10.7.23

Deux ou trois réflexions de dimanche

Statistiquement, il me reste vingt ans de vie. Peut-être un peu moins, improbablement un peu plus. J’envisage ces vingt ans avec un mélange de sentiments très vif, quasi douloureux. Côté cour : la famille, les bouquins, la mer ; côté jardin, une grosse question, à multiples ramifications : qu’avons-nous fait de notre temps ? Qu’allons-nous laisser à nos enfants et à nos petits-enfants ? Comment avons-nous transformé un monde où la liberté était une valeur absolue en un monde dans lequel la censure est devenue une vertu ? Dans lequel le deuxième degré a presque complètement perdu le droit de cité et tout discours est réduit (et pris) au premier degré ? Un monde dans lequel l’on prête aux mots des pouvoirs surnaturels, comme s’ils seuls pouvaient changer les choses qu’ils désignent et les sentiments et émotions qu’ils entraînent ? Comment vivre dans un monde où l’individu a perdu sa lutte – vieille lutte, faut-il le dire – contre le groupe, après quelques années qui nous ont fait croire que cette victoire était acquise ? 

Nul n’a le droit d’être qui il est car ce qu’il est peut offenser n’importe qui et le poids d’une offense est supérieur au poids de la liberté d´être ce que l’on est. Que la génération de nos enfants, de Helena et de Thomas veuille vivre ainsi est pour moi un signe d´échec, d’une débâcle : nous nous sommes tant battus pour la liberté et maintenant elle est volontairement mise de côté. Et le pire est qu’une grande partie de notre génération accepte cet état de choses.

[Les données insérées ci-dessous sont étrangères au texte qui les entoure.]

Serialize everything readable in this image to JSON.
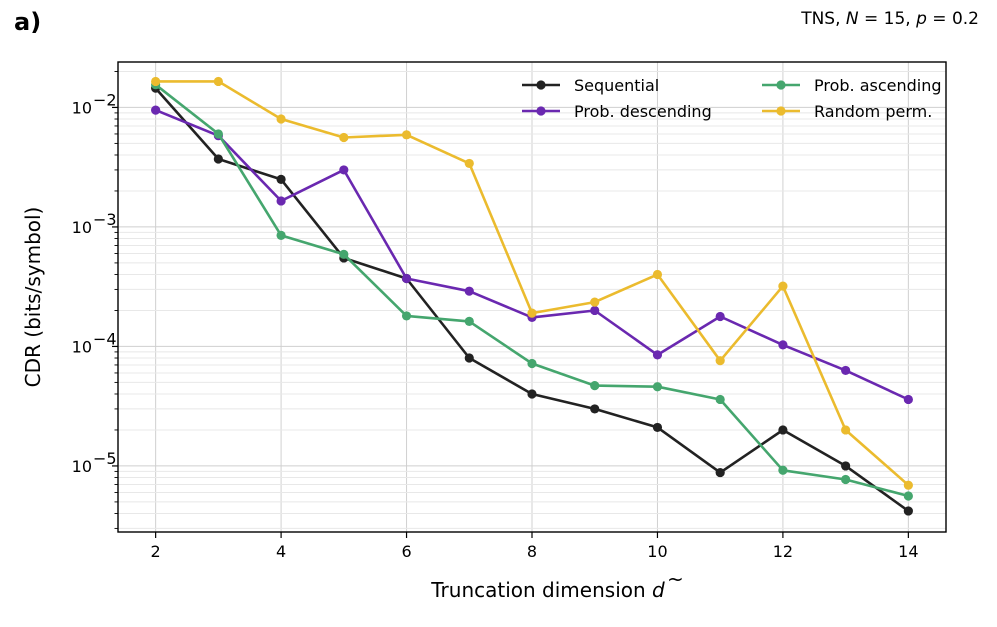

Pire : y participe activement. (Je ne comprends pas encore entièrement pourquoi et je laisserai ça pour une autre fois).

L’offense, la censure, l’indignation, la certitude sont devenus les valeurs qui guident le zeitgeist. Le doute, le scepticisme, l’esprit critique, l’humour ne sont permis qu’enfermés dans des baies. La rationalité est devenue un ennemi ; aujourd’hui il n’y a que les sentiments qui vaillent. Les émotions. L’offense. L’indignation. 

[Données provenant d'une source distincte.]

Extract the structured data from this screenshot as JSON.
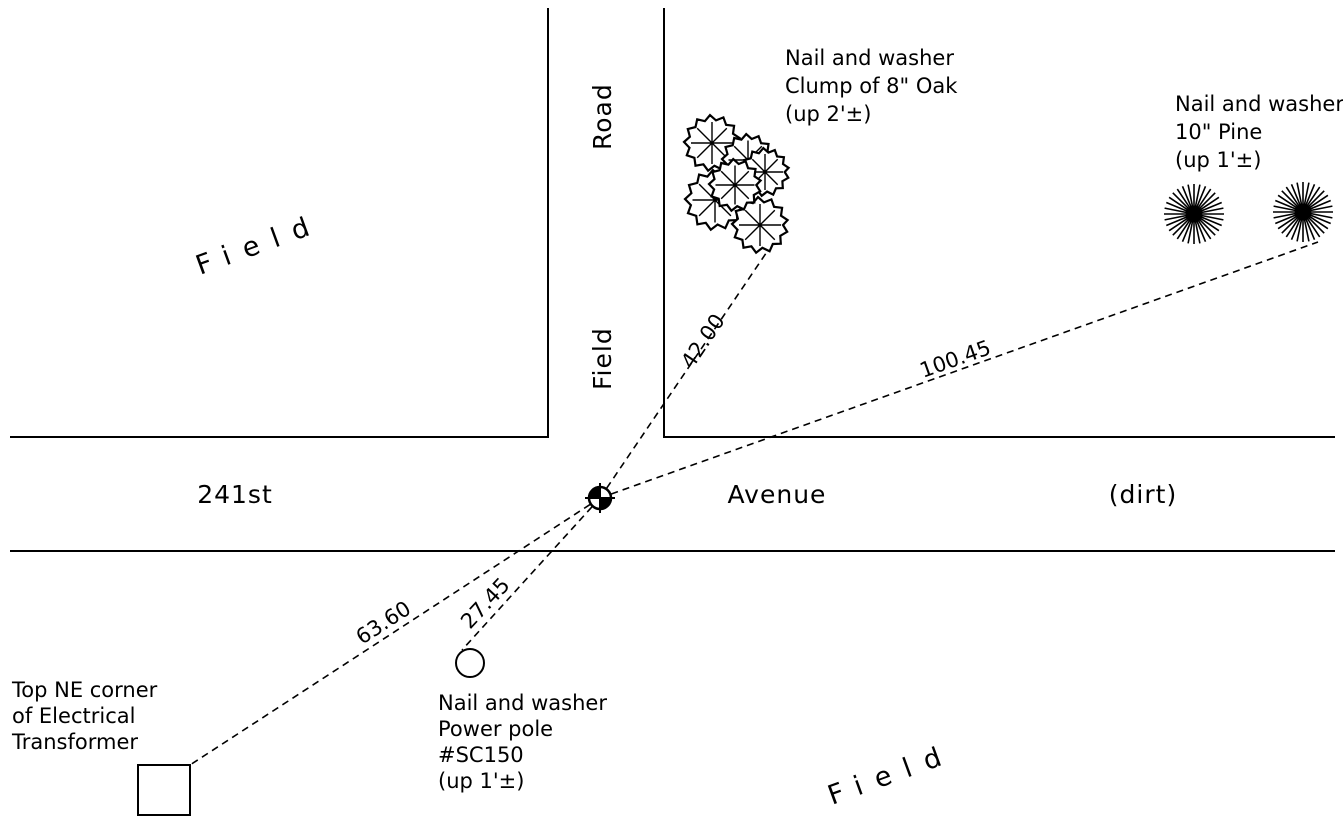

De « nous sommes tous égaux » on est passé à « on est tous différents » mais ces différences sont groupées en tribus qu’il convient de ne pas toucher, soit-il par l’humour (qui n’est pas toujours une critique, il n’est jamais trop de le rappeler. Je lis souvent des cartoons dont je ne suis pas du tout d’accord avec l’idéologie d’où ils viennent mais qui me font rire à me taper le cul par terre, car l’humour est une valeur en soi). La société « inclusive » crée plus d’exclusions que la société libre, tolérante et permissive pour laquelle nous nous sommes tant battus. 

La lutte de l’individu contre le groupe est ancestrale, évidemment. L’histoire n’a pas de sens mais si elle en avait un, ça serait justement la libération de la personne du groupe duquel elle vient. Aujourd’hui, il n’y a plus un groupe duquel se libérer : il y en a des dizaines. Je ne suis pas sûr d’avoir envie – ou du moins l’énergie – de recommencer ces lutes, aujourd’hui plus difficiles car « l’ennemi » est fragmenté en mille mots. Les mots ont toujours été mon échafaudage. C’est sur eux que je me suis toujours appuyé. Je n’ai pas envie de les surveiller, de les dompter, de les enfermer dans des cellules comme si l’on vivait dans une énorme prison - avec plusieurs cours, mais toutes encerclés par les hauts murs de l’indignation d’autrui.